O sacrifício que não se verifica pela classificação fica esbatido no reconhecimento dos colegas de equipa. Foi por isso que Jonas Vingegaard não se esqueceu de Nathan Van Hooydonck quando, na Volta a Espanha, dedicou a vitória ao companheiro. “Hoje, quis ganhar para o meu melhor amigo”, disse o dinamarquês no final da etapa em Bejes. Aquele foi um dia conturbado para a Jumbo-Visma. Antes da corrida, a equipa recebeu a notícia de que Nathan Van Hooydonck, que não correu na Vuelta (só Sepp Kuss fez as três grandes voltas na equipa), tinha tido um acidente enquanto conduzia na Bélgica. O ciclista de 27 anos perdeu o controlo do veículo devido a um problema cardíaco. Junto de si seguia a mulher grávida.
Os primeiros relatos, provenientes dos órgãos de comunicação locais, davam conta de que Van Hooydonck estava no hospital em estado crítico. A Jumbo-Visma, antes do arranque da etapa da Vuelta, confirmou o acontecimento, mas disse não ter informação quanto à situação concreta do belga. No final da corrida que Jonas Vingegaard venceu sem festejar junto da meta, um dos corredores da Jumbo-Visma, o húngaro Attila Valter, foi o primeiro a dizer que tinha recebido via rádio a comunicação de que Van Hooydonck estava acordado. No dia em que Sepp Kuss confirmou ser o vencedor da classificação geral da Vuelta, já com Nathan Van Hooydonck melhor, a equipa voltou a homenagear o colega.
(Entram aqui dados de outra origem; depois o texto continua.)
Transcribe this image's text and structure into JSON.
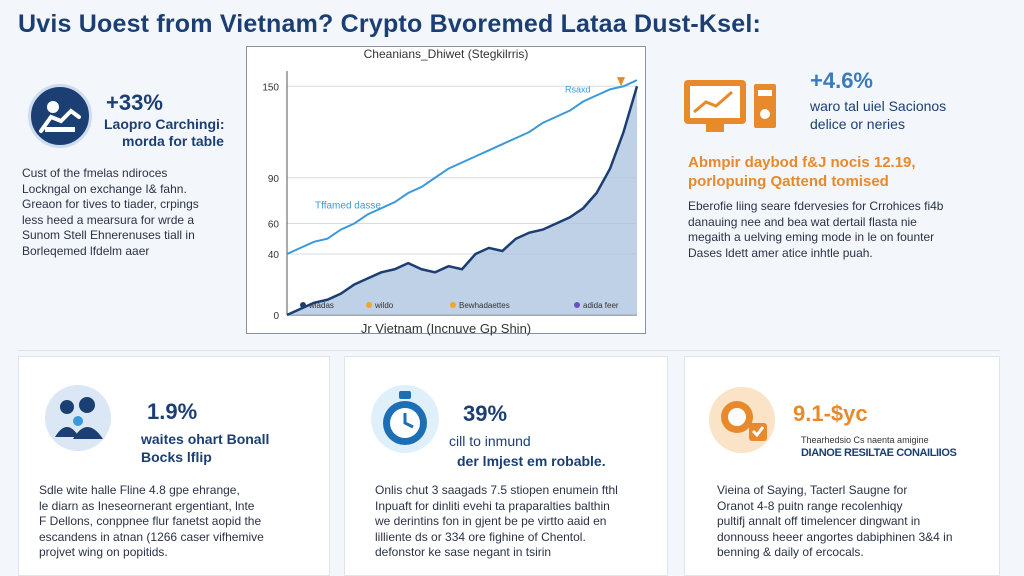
{
  "title": "Uvis Uoest from Vietnam? Crypto Bvoremed Lataa Dust-Ksel:",
  "left_panel": {
    "stat": "+33%",
    "stat_label_1": "Laopro Carchingi:",
    "stat_label_2": "morda for table",
    "para": [
      "Cust of the fmelas ndiroces",
      "Lockngal on exchange I& fahn.",
      "Greaon for tives to tiader, crpings",
      "less heed a mearsura for wrde a",
      "Sunom Stell Ehnerenuses tiall in",
      "Borleqemed lfdelm aaer"
    ]
  },
  "right_panel": {
    "stat": "+4.6%",
    "stat_label_1": "waro tal uiel Sacionos",
    "stat_label_2": "delice or neries",
    "orange_1": "Abmpir daybod f&J nocis 12.19,",
    "orange_2": "porlopuing Qattend tomised",
    "para": [
      "Eberofie liing seare fdervesies for Crrohices fi4b",
      "danauing nee and bea wat dertail flasta nie",
      "megaith a uelving eming mode in le on founter",
      "Dases ldett amer atice inhtle puah."
    ]
  },
  "chart_data": {
    "type": "area",
    "title": "Cheanians_Dhiwet (Stegkilrris)",
    "xlabel": "Jr Vietnam (Incnuve Gp Shin)",
    "ylabel": "",
    "yticks": [
      0,
      40,
      60,
      90,
      150
    ],
    "ylim": [
      0,
      160
    ],
    "series": [
      {
        "name": "Tffamed dasse",
        "color": "#3a9ad9",
        "values": [
          40,
          44,
          48,
          50,
          56,
          60,
          66,
          70,
          74,
          80,
          84,
          90,
          96,
          100,
          104,
          108,
          112,
          116,
          120,
          126,
          130,
          134,
          140,
          144,
          148,
          150,
          154
        ]
      },
      {
        "name": "Rsaxd",
        "color": "#1c3f73",
        "values": [
          0,
          4,
          8,
          10,
          14,
          20,
          24,
          28,
          30,
          34,
          30,
          28,
          32,
          30,
          40,
          44,
          42,
          50,
          54,
          56,
          60,
          64,
          70,
          80,
          96,
          120,
          150
        ]
      }
    ],
    "legend": [
      "wladas",
      "wildo",
      "Bewhadaettes",
      "adida feer"
    ],
    "legend_colors": [
      "#1c3f73",
      "#f5a623",
      "#f5a623",
      "#6a4fc7"
    ]
  },
  "cards": [
    {
      "stat": "1.9%",
      "label_1": "waites ohart Bonall",
      "label_2": "Bocks lflip",
      "para": [
        "Sdle wite halle Fline 4.8 gpe ehrange,",
        "le diarn as Ineseornerant ergentiant, lnte",
        "F Dellons, conppnee flur fanetst aopid the",
        "escandens in atnan (1266 caser vifhemive",
        "projvet wing on popitids."
      ]
    },
    {
      "stat": "39%",
      "label_1": "cill to inmund",
      "label_2": "der lmjest em robable.",
      "para": [
        "Onlis chut 3 saagads 7.5 stiopen enumein fthl",
        "Inpuaft for dinliti evehi ta praparalties balthin",
        "we derintins fon in gjent be pe virtto aaid en",
        "lilliente ds or 334 ore fighine of Chentol.",
        "defonstor ke sase negant in tsirin"
      ]
    },
    {
      "stat": "9.1-$yc",
      "label_1": "Thearhedsio Cs naenta amigine",
      "label_2": "DIANOE RESILTAE CONAILIIOS",
      "para": [
        "Vieina of Saying, Tacterl Saugne for",
        "Oranot 4-8 puitn range recolenhiqy",
        "pultifj annalt off timelencer dingwant in",
        "donnouss heeer angortes dabiphinen 3&4 in",
        "benning & daily of ercocals."
      ]
    }
  ]
}
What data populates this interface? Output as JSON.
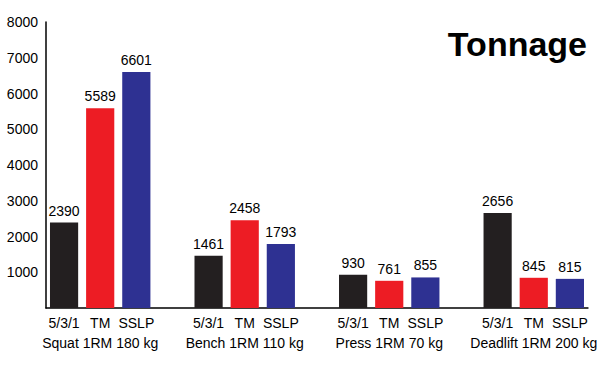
{
  "chart_data": {
    "type": "bar",
    "title": "Tonnage",
    "categories": [
      "Squat 1RM 180 kg",
      "Bench 1RM 110 kg",
      "Press 1RM 70 kg",
      "Deadlift 1RM 200 kg"
    ],
    "series": [
      {
        "name": "5/3/1",
        "color": "#231f20",
        "values": [
          2390,
          1461,
          930,
          2656
        ]
      },
      {
        "name": "TM",
        "color": "#ed1c24",
        "values": [
          5589,
          2458,
          761,
          845
        ]
      },
      {
        "name": "SSLP",
        "color": "#2e3192",
        "values": [
          6601,
          1793,
          855,
          815
        ]
      }
    ],
    "ylim": [
      0,
      8000
    ],
    "yticks": [
      1000,
      2000,
      3000,
      4000,
      5000,
      6000,
      7000,
      8000
    ],
    "grid": false,
    "data_labels": true
  }
}
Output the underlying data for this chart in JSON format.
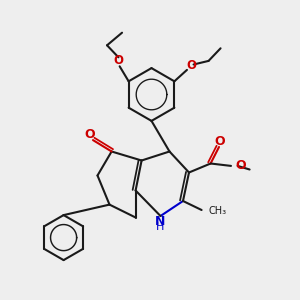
{
  "bg_color": "#eeeeee",
  "bond_color": "#1a1a1a",
  "oxygen_color": "#cc0000",
  "nitrogen_color": "#0000cc",
  "line_width": 1.5,
  "figsize": [
    3.0,
    3.0
  ],
  "dpi": 100,
  "xlim": [
    0,
    10
  ],
  "ylim": [
    0,
    10
  ]
}
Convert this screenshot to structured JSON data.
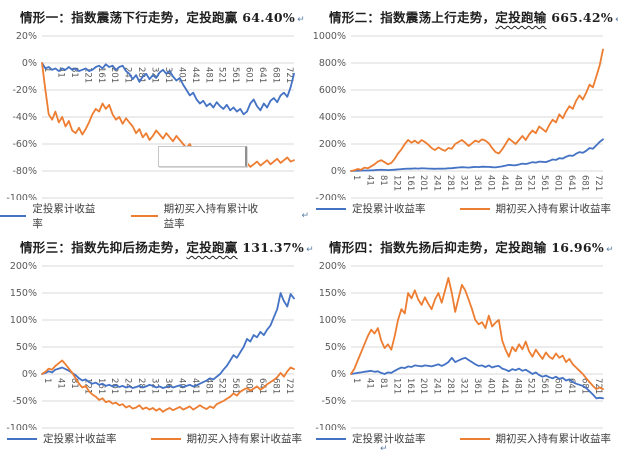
{
  "page": {
    "background": "#FFFFFF",
    "return_mark": "↵"
  },
  "colors": {
    "dca_blue": "#4472C4",
    "hold_orange": "#ED7D31",
    "grid_line": "#D9D9D9",
    "tick_text": "#595959",
    "title_text": "#1F1F1F",
    "wavy_red": "#E03030",
    "wavy_blue": "#3A6AC0",
    "return_mark": "#5B7FA6"
  },
  "legend": {
    "dca_label": "定投累计收益率",
    "hold_label": "期初买入持有累计收益率"
  },
  "charts": [
    {
      "title": {
        "pre": "情形一",
        "wavy": "",
        "post": "：指数震荡下行走势，定投跑赢 64.40%",
        "wavy_color": "colors.wavy_red",
        "return_mark": "↵"
      },
      "chart_data": {
        "type": "line",
        "title": "情形一：指数震荡下行走势，定投跑赢 64.40%",
        "xlabel": "",
        "ylabel": "",
        "x_start": 1,
        "x_step": 10,
        "x_ticks": [
          1,
          41,
          81,
          121,
          161,
          201,
          241,
          281,
          321,
          361,
          401,
          441,
          481,
          521,
          561,
          601,
          641,
          681,
          721
        ],
        "ylim": [
          -100,
          20
        ],
        "y_step": 20,
        "y_tick_suffix": "%",
        "grid": true,
        "legend_position": "bottom",
        "series": [
          {
            "name": "定投累计收益率",
            "color": "#4472C4",
            "values": [
              0,
              -4,
              -3,
              -5,
              -4,
              -6,
              -4,
              -5,
              -3,
              -5,
              -4,
              -6,
              -5,
              -4,
              -6,
              -5,
              -3,
              -2,
              -4,
              -1,
              -3,
              -2,
              -5,
              -3,
              -2,
              -6,
              -8,
              -12,
              -9,
              -14,
              -10,
              -8,
              -12,
              -9,
              -11,
              -7,
              -5,
              -8,
              -6,
              -10,
              -13,
              -11,
              -16,
              -20,
              -24,
              -22,
              -27,
              -30,
              -28,
              -32,
              -30,
              -33,
              -29,
              -32,
              -34,
              -31,
              -35,
              -33,
              -36,
              -34,
              -38,
              -36,
              -30,
              -27,
              -32,
              -35,
              -30,
              -33,
              -28,
              -26,
              -29,
              -24,
              -22,
              -25,
              -18,
              -8
            ]
          },
          {
            "name": "期初买入持有累计收益率",
            "color": "#ED7D31",
            "values": [
              0,
              -20,
              -38,
              -42,
              -36,
              -44,
              -40,
              -47,
              -43,
              -50,
              -52,
              -48,
              -53,
              -49,
              -44,
              -38,
              -34,
              -36,
              -30,
              -34,
              -31,
              -38,
              -42,
              -40,
              -45,
              -41,
              -44,
              -47,
              -52,
              -49,
              -55,
              -52,
              -57,
              -54,
              -50,
              -53,
              -56,
              -52,
              -55,
              -58,
              -54,
              -57,
              -60,
              -63,
              -60,
              -65,
              -62,
              -66,
              -63,
              -67,
              -70,
              -68,
              -72,
              -70,
              -73,
              -71,
              -74,
              -72,
              -75,
              -73,
              -76,
              -74,
              -77,
              -75,
              -73,
              -76,
              -74,
              -72,
              -75,
              -73,
              -71,
              -74,
              -72,
              -70,
              -73,
              -72
            ]
          }
        ]
      }
    },
    {
      "title": {
        "pre": "情形二：指数震荡上行走势，",
        "wavy": "定投跑输",
        "post": " 665.42%",
        "wavy_color": "colors.wavy_blue",
        "return_mark": "↵"
      },
      "chart_data": {
        "type": "line",
        "title": "情形二：指数震荡上行走势，定投跑输 665.42%",
        "xlabel": "",
        "ylabel": "",
        "x_start": 1,
        "x_step": 10,
        "x_ticks": [
          1,
          41,
          81,
          121,
          161,
          201,
          241,
          281,
          321,
          361,
          401,
          441,
          481,
          521,
          561,
          601,
          641,
          681,
          721
        ],
        "ylim": [
          -200,
          1000
        ],
        "y_step": 200,
        "y_tick_suffix": "%",
        "grid": true,
        "legend_position": "bottom",
        "series": [
          {
            "name": "定投累计收益率",
            "color": "#4472C4",
            "values": [
              0,
              1,
              2,
              3,
              4,
              4,
              5,
              6,
              8,
              9,
              8,
              7,
              8,
              10,
              12,
              14,
              16,
              18,
              17,
              19,
              18,
              20,
              19,
              18,
              17,
              16,
              18,
              17,
              18,
              20,
              21,
              24,
              26,
              28,
              27,
              25,
              28,
              30,
              29,
              32,
              31,
              30,
              28,
              27,
              30,
              34,
              40,
              45,
              43,
              42,
              48,
              55,
              52,
              58,
              65,
              62,
              70,
              68,
              66,
              75,
              85,
              82,
              95,
              92,
              105,
              115,
              112,
              128,
              140,
              135,
              150,
              170,
              165,
              190,
              215,
              235
            ]
          },
          {
            "name": "期初买入持有累计收益率",
            "color": "#ED7D31",
            "values": [
              0,
              5,
              15,
              10,
              25,
              20,
              35,
              50,
              70,
              80,
              65,
              50,
              60,
              90,
              130,
              160,
              200,
              230,
              210,
              225,
              205,
              230,
              215,
              195,
              170,
              155,
              175,
              160,
              150,
              170,
              165,
              200,
              215,
              230,
              210,
              185,
              205,
              225,
              215,
              235,
              225,
              205,
              170,
              140,
              130,
              160,
              200,
              240,
              220,
              200,
              230,
              260,
              230,
              270,
              300,
              280,
              330,
              310,
              290,
              340,
              380,
              360,
              420,
              390,
              440,
              480,
              460,
              520,
              560,
              530,
              580,
              640,
              620,
              700,
              780,
              900
            ]
          }
        ]
      }
    },
    {
      "title": {
        "pre": "情形三：指数先抑后扬走势，",
        "wavy": "定投跑赢",
        "post": " 131.37%",
        "wavy_color": "colors.wavy_blue",
        "return_mark": "↵"
      },
      "chart_data": {
        "type": "line",
        "title": "情形三：指数先抑后扬走势，定投跑赢 131.37%",
        "xlabel": "",
        "ylabel": "",
        "x_start": 1,
        "x_step": 10,
        "x_ticks": [
          1,
          41,
          81,
          121,
          161,
          201,
          241,
          281,
          321,
          361,
          401,
          441,
          481,
          521,
          561,
          601,
          641,
          681,
          721
        ],
        "ylim": [
          -100,
          200
        ],
        "y_step": 50,
        "y_tick_suffix": "%",
        "grid": true,
        "legend_position": "bottom",
        "series": [
          {
            "name": "定投累计收益率",
            "color": "#4472C4",
            "values": [
              0,
              2,
              5,
              3,
              8,
              10,
              12,
              9,
              6,
              2,
              -2,
              -8,
              -12,
              -10,
              -15,
              -18,
              -16,
              -20,
              -18,
              -22,
              -20,
              -23,
              -21,
              -24,
              -22,
              -25,
              -23,
              -26,
              -24,
              -22,
              -25,
              -23,
              -20,
              -22,
              -25,
              -23,
              -26,
              -24,
              -22,
              -25,
              -23,
              -21,
              -24,
              -22,
              -20,
              -23,
              -21,
              -18,
              -15,
              -12,
              -8,
              -10,
              -5,
              0,
              8,
              15,
              25,
              35,
              30,
              40,
              50,
              65,
              60,
              72,
              68,
              78,
              72,
              82,
              90,
              105,
              120,
              150,
              135,
              125,
              148,
              140
            ]
          },
          {
            "name": "期初买入持有累计收益率",
            "color": "#ED7D31",
            "values": [
              0,
              4,
              10,
              8,
              15,
              20,
              25,
              18,
              10,
              2,
              -8,
              -18,
              -25,
              -22,
              -32,
              -38,
              -42,
              -48,
              -45,
              -52,
              -50,
              -55,
              -53,
              -58,
              -56,
              -62,
              -59,
              -64,
              -62,
              -58,
              -65,
              -62,
              -66,
              -63,
              -68,
              -64,
              -70,
              -66,
              -63,
              -67,
              -64,
              -61,
              -66,
              -63,
              -60,
              -66,
              -62,
              -58,
              -62,
              -65,
              -60,
              -63,
              -56,
              -53,
              -50,
              -46,
              -42,
              -36,
              -40,
              -33,
              -29,
              -26,
              -31,
              -27,
              -23,
              -29,
              -25,
              -19,
              -15,
              -11,
              -6,
              2,
              -5,
              5,
              12,
              9
            ]
          }
        ]
      }
    },
    {
      "title": {
        "pre": "情形四：指数先扬后抑走势，定投跑输 16.96%",
        "wavy": "",
        "post": "",
        "wavy_color": "colors.wavy_blue",
        "return_mark": "↵"
      },
      "chart_data": {
        "type": "line",
        "title": "情形四：指数先扬后抑走势，定投跑输 16.96%",
        "xlabel": "",
        "ylabel": "",
        "x_start": 1,
        "x_step": 10,
        "x_ticks": [
          1,
          41,
          81,
          121,
          161,
          201,
          241,
          281,
          321,
          361,
          401,
          441,
          481,
          521,
          561,
          601,
          641,
          681,
          721
        ],
        "ylim": [
          -100,
          200
        ],
        "y_step": 50,
        "y_tick_suffix": "%",
        "grid": true,
        "legend_position": "bottom",
        "series": [
          {
            "name": "定投累计收益率",
            "color": "#4472C4",
            "values": [
              0,
              1,
              2,
              3,
              4,
              5,
              6,
              4,
              5,
              2,
              0,
              3,
              2,
              6,
              9,
              12,
              11,
              14,
              13,
              16,
              15,
              14,
              16,
              15,
              14,
              16,
              18,
              15,
              18,
              22,
              30,
              22,
              25,
              28,
              30,
              26,
              22,
              18,
              15,
              16,
              13,
              16,
              12,
              14,
              15,
              10,
              8,
              5,
              9,
              7,
              10,
              6,
              8,
              4,
              0,
              3,
              -2,
              -5,
              -3,
              -6,
              -8,
              -5,
              -9,
              -7,
              -12,
              -10,
              -15,
              -18,
              -20,
              -22,
              -26,
              -32,
              -38,
              -45,
              -44,
              -45
            ]
          },
          {
            "name": "期初买入持有累计收益率",
            "color": "#ED7D31",
            "values": [
              0,
              10,
              25,
              40,
              55,
              70,
              82,
              75,
              85,
              62,
              48,
              55,
              45,
              70,
              100,
              120,
              112,
              150,
              140,
              155,
              138,
              128,
              142,
              130,
              120,
              138,
              150,
              132,
              155,
              178,
              150,
              115,
              140,
              165,
              155,
              138,
              120,
              100,
              92,
              96,
              85,
              108,
              88,
              95,
              100,
              62,
              45,
              32,
              50,
              42,
              55,
              46,
              60,
              42,
              32,
              45,
              36,
              28,
              40,
              32,
              28,
              38,
              30,
              34,
              22,
              28,
              18,
              12,
              6,
              0,
              -8,
              -15,
              -22,
              -28,
              -25,
              -28
            ]
          }
        ]
      }
    }
  ]
}
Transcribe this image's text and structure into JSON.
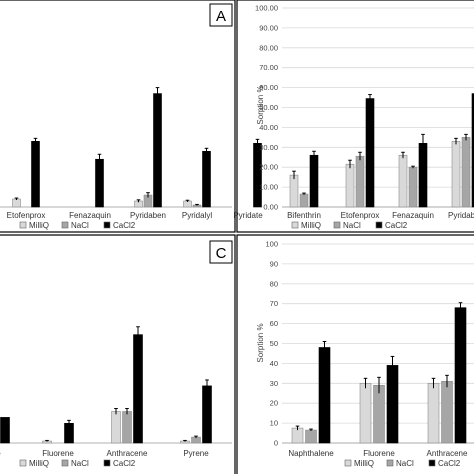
{
  "legend_labels": [
    "MilliQ",
    "NaCl",
    "CaCl2"
  ],
  "series_colors": {
    "MilliQ": "#d9d9d9",
    "NaCl": "#a6a6a6",
    "CaCl2": "#000000"
  },
  "chart_data": [
    {
      "panel": "A",
      "type": "bar",
      "panel_label": "A",
      "ylabel": "",
      "ylim": [
        0,
        100
      ],
      "categories": [
        "Etofenprox",
        "Fenazaquin",
        "Pyridaben",
        "Pyridalyl",
        "Pyridate"
      ],
      "series": [
        {
          "name": "MilliQ",
          "values": [
            4,
            0,
            3,
            3,
            0
          ],
          "errors": [
            0.5,
            0,
            0.6,
            0.4,
            0
          ]
        },
        {
          "name": "NaCl",
          "values": [
            0,
            0,
            6,
            1,
            0
          ],
          "errors": [
            0,
            0,
            1.2,
            0.3,
            0
          ]
        },
        {
          "name": "CaCl2",
          "values": [
            33,
            24,
            57,
            28,
            32
          ],
          "errors": [
            1.5,
            2.5,
            3,
            1.5,
            2
          ]
        }
      ]
    },
    {
      "panel": "B",
      "type": "bar",
      "ylabel": "Sorption %",
      "ylim": [
        0,
        100
      ],
      "yticks": [
        "0.00",
        "10.00",
        "20.00",
        "30.00",
        "40.00",
        "50.00",
        "60.00",
        "70.00",
        "80.00",
        "90.00",
        "100.00"
      ],
      "categories": [
        "Bifenthrin",
        "Etofenprox",
        "Fenazaquin",
        "Pyridaben"
      ],
      "series": [
        {
          "name": "MilliQ",
          "values": [
            16,
            21.5,
            26,
            33
          ],
          "errors": [
            2,
            2,
            1.5,
            1.5
          ]
        },
        {
          "name": "NaCl",
          "values": [
            6.5,
            25.5,
            20,
            35
          ],
          "errors": [
            0.5,
            2,
            0.5,
            1.5
          ]
        },
        {
          "name": "CaCl2",
          "values": [
            26,
            54.5,
            32,
            57
          ],
          "errors": [
            2,
            2,
            4.5,
            5
          ]
        }
      ]
    },
    {
      "panel": "C",
      "type": "bar",
      "panel_label": "C",
      "ylabel": "",
      "ylim": [
        0,
        100
      ],
      "categories": [
        "ene",
        "Fluorene",
        "Anthracene",
        "Pyrene"
      ],
      "series": [
        {
          "name": "MilliQ",
          "values": [
            0,
            1,
            16,
            1
          ],
          "errors": [
            0,
            0.3,
            1.5,
            0.3
          ]
        },
        {
          "name": "NaCl",
          "values": [
            0,
            0,
            16,
            3
          ],
          "errors": [
            0,
            0,
            1.5,
            0.5
          ]
        },
        {
          "name": "CaCl2",
          "values": [
            13,
            10,
            55,
            29
          ],
          "errors": [
            0,
            1.5,
            4,
            3
          ]
        }
      ]
    },
    {
      "panel": "D",
      "type": "bar",
      "ylabel": "Sorption %",
      "ylim": [
        0,
        100
      ],
      "yticks": [
        "0",
        "10",
        "20",
        "30",
        "40",
        "50",
        "60",
        "70",
        "80",
        "90",
        "100"
      ],
      "categories": [
        "Naphthalene",
        "Fluorene",
        "Anthracene"
      ],
      "series": [
        {
          "name": "MilliQ",
          "values": [
            7.5,
            30,
            30
          ],
          "errors": [
            1,
            2.5,
            2.5
          ]
        },
        {
          "name": "NaCl",
          "values": [
            6.5,
            29,
            31
          ],
          "errors": [
            0.5,
            4,
            3
          ]
        },
        {
          "name": "CaCl2",
          "values": [
            48,
            39,
            68
          ],
          "errors": [
            3,
            4.5,
            2.5
          ]
        }
      ]
    }
  ]
}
The ???????????????????????????????? team aren't going to celebrate without paying tribute to their missing team-mate, Nathan van Hooydonck ????????#LaVuelta23 | @JumboVismaRoad | @NVHooydonck pic.twitter.com/NmZU8l8yct
— Eurosport (@eurosport) September 17, 2023
No entanto, Nathan Van Hooydonck anunciou posteriormente que ia terminar a carreira como ciclista. O belga, livre de lesões cerebrais, foi diagnosticado com uma anomalia no miocárdio que levou a que colocasse um desfibrilhador interno para prevenir futuros problemas como o que ia levando à sua morte. “Tive uma sorte incrível”, disse Van Hooydonck num comunicado divulgado pela Jumbo-Visma. “As coisas podiam ter sido diferentes se eu não tivesse sido ajudado tão rapidamente. Estou bem agora, mas ainda tenho que lidar com o facto de que isto marca o fim da minha carreira profissional. Gostaria de agradecer às pessoas que me ajudaram, a equipa médica do hospital e todos os fãs que me enviaram mensagens. Agora vou-me concentrar na recuperação e na minha futura paternidade. Tudo está a correr bem com a Alicia e a gravidez, e aguardamos ansiosamente o nascimento”.
Nathan Van Hooydonck termina a carreira sem nenhuma vitória profissional, mas com a participação em quatro grandes voltas (dois Tours e duas Vueltas), todas elas vencidas por corredores da Jumbo-Visma. Em agosto, ajudou Wout Van Aert, compatriota e companheiro de equipa, a ficar em segundo lugar no Campeonato do Mundo de estrada. Van Aert teve oportunidade de comentar o fim do percurso de Van Hooydonck no ciclismo junto do canal belga Sporza. “Esta notícia é muito triste, embora a tristeza venha em segundo lugar. Estou feliz que ainda esteja vivo”, destacou.